Es una cámara nueva de Sony, alfa 99 se llama, que salió en el otoño y tiene unas características de profesional. Por desgracia el precio y las unidades disponibles están es polos opuestos: caro y pocas.

----------


## tescelma

> Al mío lo han detenido por lo menos durante seis meses.
> La Sony que esperaba se ha quedado con Baltasar hasta el verano.


Vaya maquinorro, si me invitas a un café te la cambio por la mía (no me importa esperar hasta verano)  :Big Grin:   :Big Grin:   :Big Grin:

----------


## perdiguera

> Vaya maquinorro, si me invitas a un café te la cambio por la mía (no me importa esperar hasta verano)
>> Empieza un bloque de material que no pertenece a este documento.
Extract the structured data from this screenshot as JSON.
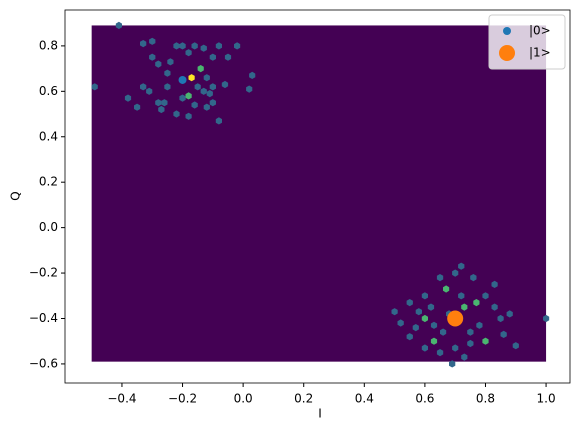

Pues llegará en el verano si puedo ahorrar para la fianza de Baltasar, aunque el niño ha ayudado algo no es bastante.

----------


## tescelma

> Nos han traido casi lo mismo. A mi me trajeron la Canon EOS 650D (Es un modelo un pelín mas nuevo que el tuyo) pero aún así, la 600D sigue siendo un gran regalo. Disfruta de la cámara como haré yo con la mía.
> ...
> 
> Saludos Cordiales


Pues estuve mucho tiempo pensando si merecía la pena pagar más por la 650D, al final no llegué a ninguna conclusión y opté por la 600D por cuestiones monetarias  :Frown: . Ahora casi me arrepiento, aunque el tema económico era un hándicap importante. La primera decepción me la llevé cuando fui a grabar vídeo y me di cuenta que no tiene enfoque continuo como la 650D. En fin, habrá que acostumbrarse al enfoque manual o tomas fijas, sin que el objeto se desplace demasiado, no se, ya iré probando. Aunque la verdad es que, aunque la quiero más para fotos que para vídeo, elegí ésta porque hacía vídeos FullHD progresivo.

Hasta ahora solo he realizado una tanda de fotos de interés, que son las que colgué en el hilo de Ricobayo (embalse bajo 2012): http://foros.embalses.net/showthread...icobayo/page10. La verdad es que como era mi primer contacto con una reflex digital, tiré cuatro fotos por toma con parámetros diferentes (Auto+, CA, P y Av) en jpg (todavía no me he metido con el raw); y hay una diferencia tremenda, al final me quedé con las de Av.

Bueno, ya me contarás como te va con la 650D para que se me caiga la baba al igual que el "maquinoro" de perdiguera, la has visto?.

SALUDOS

SALUDOS y a tirar fotos sin parar

----------